While reading Quantum Mechanics Book by Sakurai, I found the time-dependent Schrodinger equation for Unitary Operator.

$$i\hbar \frac{\partial}{\partial t}\mathcal{U}(t,t_0)=H\mathcal{U}(t,t_0).$$

The solution to the above equation for time-independent Hamiltonian operator is given that

$$\mathcal{U}(t,t_0)=\exp\left[\frac{-iH(t-t_0)}{\hbar}\right].$$

Can anybody explain how it is coming? $U(t,t_0)$ is an operator, not a function.
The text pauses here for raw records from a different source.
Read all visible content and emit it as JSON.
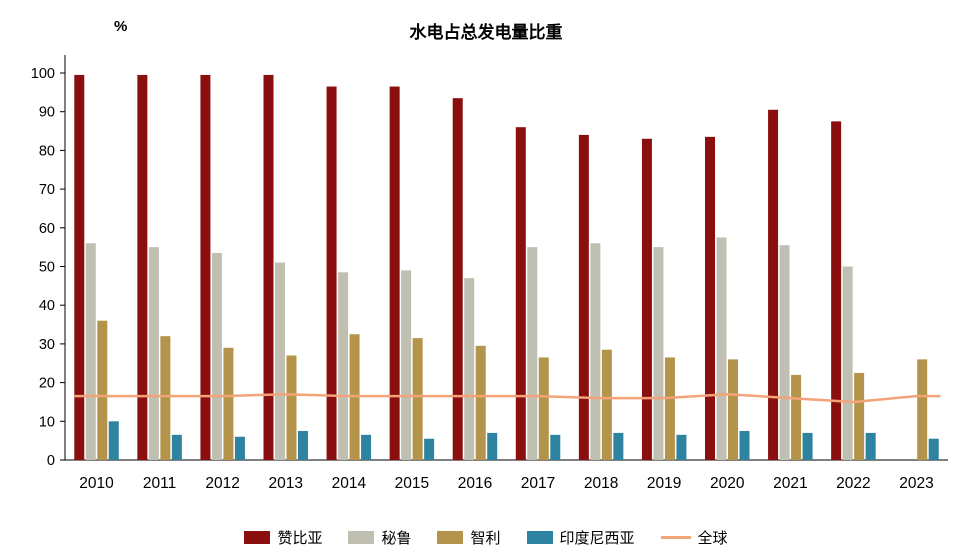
{
  "title": "水电占总发电量比重",
  "unit_label": "%",
  "chart_data": {
    "type": "bar",
    "title": "水电占总发电量比重",
    "ylabel": "%",
    "ylim": [
      0,
      100
    ],
    "yticks": [
      0,
      10,
      20,
      30,
      40,
      50,
      60,
      70,
      80,
      90,
      100
    ],
    "grid": false,
    "legend_position": "bottom",
    "categories": [
      "2010",
      "2011",
      "2012",
      "2013",
      "2014",
      "2015",
      "2016",
      "2017",
      "2018",
      "2019",
      "2020",
      "2021",
      "2022",
      "2023"
    ],
    "series": [
      {
        "name": "赞比亚",
        "color": "#8a0f0f",
        "values": [
          99.5,
          99.5,
          99.5,
          99.5,
          96.5,
          96.5,
          93.5,
          86,
          84,
          83,
          83.5,
          90.5,
          87.5,
          null
        ]
      },
      {
        "name": "秘鲁",
        "color": "#bfbfb2",
        "values": [
          56,
          55,
          53.5,
          51,
          48.5,
          49,
          47,
          55,
          56,
          55,
          57.5,
          55.5,
          50,
          null
        ]
      },
      {
        "name": "智利",
        "color": "#b3944a",
        "values": [
          36,
          32,
          29,
          27,
          32.5,
          31.5,
          29.5,
          26.5,
          28.5,
          26.5,
          26,
          22,
          22.5,
          26
        ]
      },
      {
        "name": "印度尼西亚",
        "color": "#2e84a0",
        "values": [
          10,
          6.5,
          6,
          7.5,
          6.5,
          5.5,
          7,
          6.5,
          7,
          6.5,
          7.5,
          7,
          7,
          5.5
        ]
      }
    ],
    "line_series": {
      "name": "全球",
      "color": "#f2a478",
      "values": [
        16.5,
        16.5,
        16.5,
        17,
        16.5,
        16.5,
        16.5,
        16.5,
        16,
        16,
        17,
        16,
        15,
        16.5
      ]
    }
  }
}
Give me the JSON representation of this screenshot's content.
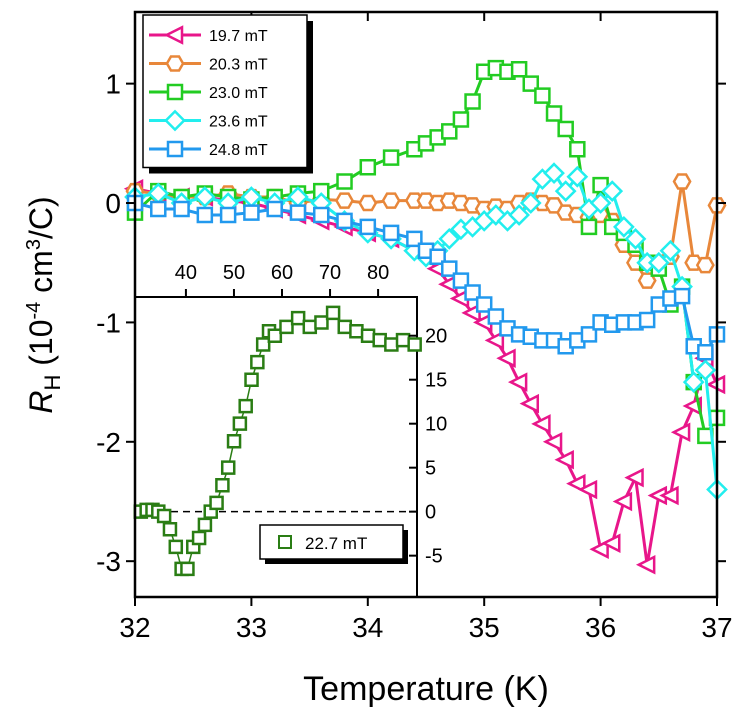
{
  "chart_data": [
    {
      "type": "line",
      "xlabel": "Temperature (K)",
      "ylabel": {
        "symbol": "R",
        "subscript": "H",
        "text": " (10",
        "exponent": "-4",
        "unit": " cm",
        "unit_exponent": "3",
        "end": "/C)"
      },
      "xlim": [
        32,
        37
      ],
      "xticks": [
        32,
        33,
        34,
        35,
        36,
        37
      ],
      "ylim": [
        -3.3,
        1.6
      ],
      "yticks": [
        -3,
        -2,
        -1,
        0,
        1
      ],
      "legend": "upper left",
      "x": [
        32.0,
        32.2,
        32.4,
        32.6,
        32.8,
        33.0,
        33.2,
        33.4,
        33.6,
        33.8,
        34.0,
        34.2,
        34.4,
        34.5,
        34.6,
        34.7,
        34.8,
        34.9,
        35.0,
        35.1,
        35.2,
        35.3,
        35.4,
        35.5,
        35.6,
        35.7,
        35.8,
        35.9,
        36.0,
        36.1,
        36.2,
        36.3,
        36.4,
        36.5,
        36.6,
        36.7,
        36.8,
        36.9,
        37.0
      ],
      "series": [
        {
          "name": "19.7 mT",
          "color": "#e8168a",
          "marker": "triangle-left",
          "values": [
            0.12,
            0.08,
            0.05,
            0.05,
            0.02,
            0,
            -0.05,
            -0.1,
            -0.15,
            -0.2,
            -0.25,
            -0.3,
            -0.4,
            -0.45,
            -0.55,
            -0.68,
            -0.8,
            -0.92,
            -1.0,
            -1.15,
            -1.3,
            -1.5,
            -1.68,
            -1.85,
            -2.0,
            -2.15,
            -2.35,
            -2.4,
            -2.9,
            -2.85,
            -2.5,
            -2.3,
            -3.03,
            -2.45,
            -2.45,
            -1.92,
            -1.7,
            -1.3,
            -1.52
          ]
        },
        {
          "name": "20.3 mT",
          "color": "#e8873a",
          "marker": "hexagon",
          "values": [
            0.1,
            0.08,
            0.05,
            0.05,
            0.08,
            0.05,
            0.05,
            0,
            0.03,
            0.02,
            0,
            0.02,
            0.02,
            0.02,
            0,
            0.02,
            0,
            -0.02,
            -0.05,
            -0.03,
            -0.05,
            0,
            0.02,
            0,
            -0.02,
            -0.08,
            -0.1,
            -0.12,
            -0.1,
            -0.15,
            -0.35,
            -0.5,
            -0.65,
            -0.5,
            -0.45,
            0.18,
            -0.5,
            -0.52,
            -0.02
          ]
        },
        {
          "name": "23.0 mT",
          "color": "#22cc22",
          "marker": "square",
          "values": [
            -0.08,
            0.1,
            0.05,
            0.08,
            0.05,
            0.03,
            0.05,
            0.08,
            0.1,
            0.18,
            0.3,
            0.38,
            0.45,
            0.5,
            0.55,
            0.6,
            0.7,
            0.85,
            1.1,
            1.13,
            1.1,
            1.12,
            1.0,
            0.9,
            0.75,
            0.62,
            0.45,
            -0.2,
            0.15,
            -0.2,
            -0.25,
            -0.35,
            -0.5,
            -0.55,
            -0.85,
            -0.7,
            -1.5,
            -1.95,
            -1.8
          ]
        },
        {
          "name": "23.6 mT",
          "color": "#22eeee",
          "marker": "diamond",
          "values": [
            0.05,
            0.08,
            0,
            0.05,
            0,
            0.05,
            0,
            0.05,
            0,
            -0.15,
            -0.25,
            -0.3,
            -0.4,
            -0.45,
            -0.4,
            -0.3,
            -0.22,
            -0.2,
            -0.15,
            -0.1,
            -0.15,
            -0.1,
            0,
            0.2,
            0.25,
            0.1,
            0.22,
            -0.05,
            0,
            0.1,
            -0.2,
            -0.3,
            -0.5,
            -0.5,
            -0.4,
            -0.7,
            -1.5,
            -1.4,
            -2.4
          ]
        },
        {
          "name": "24.8 mT",
          "color": "#2299ee",
          "marker": "square",
          "values": [
            0,
            -0.05,
            -0.05,
            -0.1,
            -0.1,
            -0.08,
            -0.05,
            -0.08,
            -0.1,
            -0.15,
            -0.2,
            -0.25,
            -0.3,
            -0.4,
            -0.45,
            -0.55,
            -0.65,
            -0.75,
            -0.85,
            -0.95,
            -1.05,
            -1.1,
            -1.12,
            -1.15,
            -1.15,
            -1.2,
            -1.15,
            -1.1,
            -1.0,
            -1.02,
            -1.0,
            -1.0,
            -0.98,
            -0.85,
            -0.8,
            -0.78,
            -1.2,
            -1.25,
            -1.1
          ]
        }
      ]
    },
    {
      "type": "line",
      "xlim": [
        32,
        34.42
      ],
      "x2lim": [
        29.4,
        88.1
      ],
      "x2ticks": [
        40,
        50,
        60,
        70,
        80
      ],
      "ylim": [
        -9.7,
        24.4
      ],
      "yticks": [
        -5,
        0,
        5,
        10,
        15,
        20
      ],
      "reference_line": 0,
      "legend": "lower right",
      "x": [
        32.05,
        32.1,
        32.15,
        32.2,
        32.25,
        32.3,
        32.35,
        32.4,
        32.45,
        32.5,
        32.55,
        32.6,
        32.65,
        32.7,
        32.75,
        32.8,
        32.85,
        32.9,
        32.95,
        33.0,
        33.05,
        33.1,
        33.15,
        33.2,
        33.3,
        33.4,
        33.5,
        33.6,
        33.7,
        33.8,
        33.9,
        34.0,
        34.1,
        34.2,
        34.3,
        34.4
      ],
      "series": [
        {
          "name": "22.7 mT",
          "color": "#2a7d14",
          "marker": "square",
          "values": [
            0,
            0.2,
            0.2,
            0,
            -0.5,
            -2,
            -4,
            -6.5,
            -6.5,
            -4,
            -3,
            -1.5,
            0,
            1,
            3,
            5,
            8,
            10,
            12,
            15,
            17,
            19,
            20.5,
            20,
            21,
            22,
            21,
            21.5,
            22.6,
            21,
            20.5,
            20,
            19.5,
            19,
            19.5,
            19
          ]
        }
      ]
    }
  ]
}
Reference -- Modern Quantum Mechanics (Sakurai) - 2nd Edition - Chapter 2 (Page No. - 70)

Answer 1

The operator $U(\Delta t)$ acts on the initial wavefunction (say at $t=0$) to give the wavefunction at any later time $t$. As you have shown in the question $$ U(\Delta t) = e^{-iH\Delta t}$$ Let's say the initial wavefunction was $\psi (x,0)$ then the wavefunction after $\Delta t$ time has elapsed will be given by $$ \psi (x,t) = U(t) \psi (x,0)$$ Or $$ \psi (x,t) = e^{-iH t}\psi (x,0)$$ The problem one has here is that the operator is in the exponent. The solution is to consider the Mc Lauren series. To make it easier let's say that $\Delta t$ is very small. Hence $$ \psi (x,t) = \psi(x,0)-itH\psi(x,0)$$ This is how time evolution operator acts on wavefunctions. For more and more accurate descriptions higher order terms can be included.

Hope this helps.

Answer 2

$\mathcal{U}(t,t_0)$ is still an operator. The exponent has to be understood as a Taylor expansion.